The bitch had normal leukocyte counts, while the male dog presented leukocytosis and the pup had leukopenia. Camacho-García [31] describes that half the dogs with piroplasmosis due to the B. microti-like piroplasm had normal leukocyte counts. Nevertheless, the values may range between leukopenia and leukocytosis, with the latter reaching extreme counts compatible with a leukemoid response in immune-mediated hemolytic anemia [60]. Many cases also develop serum biochemistry abnormalities compatible with a glomerular component of renal failure [31]. In a study describing 58 infected dogs, 36% were azotemic at the time of diagnosis and 22% died with azotemia being the main cause of mortality [62]. In the present report, serum creatinine and urea were assessed only for the bitch and found to be within their normal range.

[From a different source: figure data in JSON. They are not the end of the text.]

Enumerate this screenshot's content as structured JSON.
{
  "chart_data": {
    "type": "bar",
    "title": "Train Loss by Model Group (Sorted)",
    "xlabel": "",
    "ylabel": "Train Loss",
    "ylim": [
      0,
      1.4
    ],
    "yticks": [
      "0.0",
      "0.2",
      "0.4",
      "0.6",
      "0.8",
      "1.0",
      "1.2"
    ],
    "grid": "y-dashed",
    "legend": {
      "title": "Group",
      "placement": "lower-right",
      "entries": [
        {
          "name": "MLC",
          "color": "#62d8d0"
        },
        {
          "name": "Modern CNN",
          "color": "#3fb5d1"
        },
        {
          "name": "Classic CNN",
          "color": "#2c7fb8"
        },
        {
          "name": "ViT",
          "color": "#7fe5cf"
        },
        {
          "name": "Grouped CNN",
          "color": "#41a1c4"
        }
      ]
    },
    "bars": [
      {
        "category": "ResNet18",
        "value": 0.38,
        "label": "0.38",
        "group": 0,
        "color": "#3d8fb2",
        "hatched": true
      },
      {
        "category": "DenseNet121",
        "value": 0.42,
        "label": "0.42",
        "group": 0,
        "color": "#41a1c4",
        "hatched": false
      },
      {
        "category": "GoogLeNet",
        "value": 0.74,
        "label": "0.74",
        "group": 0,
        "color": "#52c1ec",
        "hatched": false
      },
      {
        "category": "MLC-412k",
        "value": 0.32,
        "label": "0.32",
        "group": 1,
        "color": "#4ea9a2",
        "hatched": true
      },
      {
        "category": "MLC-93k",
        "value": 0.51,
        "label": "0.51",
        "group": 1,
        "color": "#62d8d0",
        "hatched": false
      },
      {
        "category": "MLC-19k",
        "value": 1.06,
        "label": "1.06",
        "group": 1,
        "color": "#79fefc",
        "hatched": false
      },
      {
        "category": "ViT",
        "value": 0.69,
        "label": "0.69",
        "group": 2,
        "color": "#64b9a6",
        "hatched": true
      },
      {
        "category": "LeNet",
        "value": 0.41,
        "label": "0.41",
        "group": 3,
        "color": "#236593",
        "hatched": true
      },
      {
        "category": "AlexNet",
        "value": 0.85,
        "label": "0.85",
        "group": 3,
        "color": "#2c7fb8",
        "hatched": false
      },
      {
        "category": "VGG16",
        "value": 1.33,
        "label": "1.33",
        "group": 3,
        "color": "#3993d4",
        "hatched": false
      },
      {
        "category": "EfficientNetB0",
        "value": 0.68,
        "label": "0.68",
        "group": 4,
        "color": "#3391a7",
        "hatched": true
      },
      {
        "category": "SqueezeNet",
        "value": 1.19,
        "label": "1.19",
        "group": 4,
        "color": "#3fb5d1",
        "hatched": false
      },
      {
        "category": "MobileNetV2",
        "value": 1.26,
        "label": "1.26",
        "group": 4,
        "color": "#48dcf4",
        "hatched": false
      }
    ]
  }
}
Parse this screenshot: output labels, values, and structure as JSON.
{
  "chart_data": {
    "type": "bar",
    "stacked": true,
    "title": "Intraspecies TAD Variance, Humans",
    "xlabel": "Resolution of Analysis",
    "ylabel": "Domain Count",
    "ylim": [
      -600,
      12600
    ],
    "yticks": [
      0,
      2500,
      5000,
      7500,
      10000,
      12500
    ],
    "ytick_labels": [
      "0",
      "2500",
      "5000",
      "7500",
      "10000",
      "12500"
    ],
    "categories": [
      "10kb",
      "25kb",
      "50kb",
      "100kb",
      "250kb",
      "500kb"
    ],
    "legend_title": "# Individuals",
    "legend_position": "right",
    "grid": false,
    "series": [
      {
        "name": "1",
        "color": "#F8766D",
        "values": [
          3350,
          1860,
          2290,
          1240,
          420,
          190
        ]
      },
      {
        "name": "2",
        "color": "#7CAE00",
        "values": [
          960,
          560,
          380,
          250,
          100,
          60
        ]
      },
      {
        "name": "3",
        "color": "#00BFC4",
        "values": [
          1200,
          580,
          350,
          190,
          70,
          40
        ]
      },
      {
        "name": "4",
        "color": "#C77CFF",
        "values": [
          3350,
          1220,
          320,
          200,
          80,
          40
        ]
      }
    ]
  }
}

According to Camacho-García [31], animals infected with the B. microti-like piroplasm had a syndrome clinically more severe than those infected with B. canis, treatment with imidocarb dipropionate was less effective and evolution towards renal failure more frequent. At the time the pup died from parvoviral enteritis, one month after diagnosis of babesial infection, it had apparently recovered from the clinical disease caused by the small piroplasm.

The definitive diagnosis of babesiosis for the male dog was achieved only after the PCR and sequencing results. Indeed, in dogs clinically suspected of babesiosis, microscopy may lack sensitivity due to low parasitaemia [1]. Sensitive molecular detection and species identification are important for the selection of the appropriate therapy and for prognosis, as well as for the screening of subclinical infections and blood donors [29].


This study reports the first confirmed cases of canine babesiosis caused by the B. microti-like piroplasm in Portugal involving two adult dogs and a pup. Although the two adult dogs may have been infected in the neighboring Spanish province of Galicia, incursion of this infection into northern Portugal where possible suitable tick vectors are present is evident. Infection of the non-traveled pup was due to either vertical transmission or autochthonous tick infection. Awareness of the risk of spread of the B. microti-like piroplasm to additional countries via dog travel or infected vector transport should be increased and efforts to prevent further spread of this infection are warranted.